Claims priority of provisional application 62/898,977, filed on Sep. 11, 2019.
Prior Publication US 2022/0165287 A1, May 26, 2022
Int. Cl. G10L 21/0232 (2013.01); G10L 15/18 (2013.01); G10L 15/22 (2006.01); G10L 21/0208 (2013.01); G10L 21/0216 (2013.01); G10L 21/038 (2013.01)

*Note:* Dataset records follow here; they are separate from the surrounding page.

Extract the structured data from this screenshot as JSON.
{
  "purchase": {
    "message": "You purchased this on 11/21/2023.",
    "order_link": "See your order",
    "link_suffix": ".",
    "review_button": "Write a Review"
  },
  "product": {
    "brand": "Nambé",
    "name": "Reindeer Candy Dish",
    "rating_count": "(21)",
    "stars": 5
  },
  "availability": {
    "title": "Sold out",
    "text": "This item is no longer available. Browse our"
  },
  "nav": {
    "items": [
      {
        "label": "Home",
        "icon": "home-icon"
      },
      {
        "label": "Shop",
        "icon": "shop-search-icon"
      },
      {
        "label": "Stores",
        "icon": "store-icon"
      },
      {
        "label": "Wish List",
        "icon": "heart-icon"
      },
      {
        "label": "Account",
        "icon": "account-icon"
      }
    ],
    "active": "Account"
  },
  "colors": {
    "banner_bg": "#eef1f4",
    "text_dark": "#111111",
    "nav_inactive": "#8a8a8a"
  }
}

CPC G10L 21/0232 (2013.01) [G10L 15/18 (2013.01); G10L 15/22 (2013.01); G10L 21/038 (2013.01); G10L 2021/02082 (2013.01); G10L 2021/02163 (2013.01)] 18 Claims
OG exemplary drawing
 
1. A method comprising:
detecting noise in an environment with a microphone to produce a noise signal;
receiving a voice signal to be played into the environment through a loudspeaker;
determining a frequency analysis region for a multiband voice intelligibility computation based on a relationship between a microphone transfer function of the microphone and a loudspeaker transfer function of the loudspeaker;
performing multiband correction of the noise signal based on the microphone transfer function, to produce a corrected noise signal;
performing multiband correction of the voice signal based on the loudspeaker transfer function, to produce a corrected voice signal;
computing a global speech-to-noise ratio of (i) voice power based on the voice signal across a voice analysis bands limited to an overlap passband to (ii) noise power based on the noise signal across a microphone passband; and
computing multiband voice intelligibility results over the frequency analysis region based on the corrected noise signal and the corrected voice signal, wherein the multiband voice intelligibility results include long segments analyzed by a long-term voice and noise profiling obtained based on an accumulation of short-term voice intelligibility results over time with a sliding window.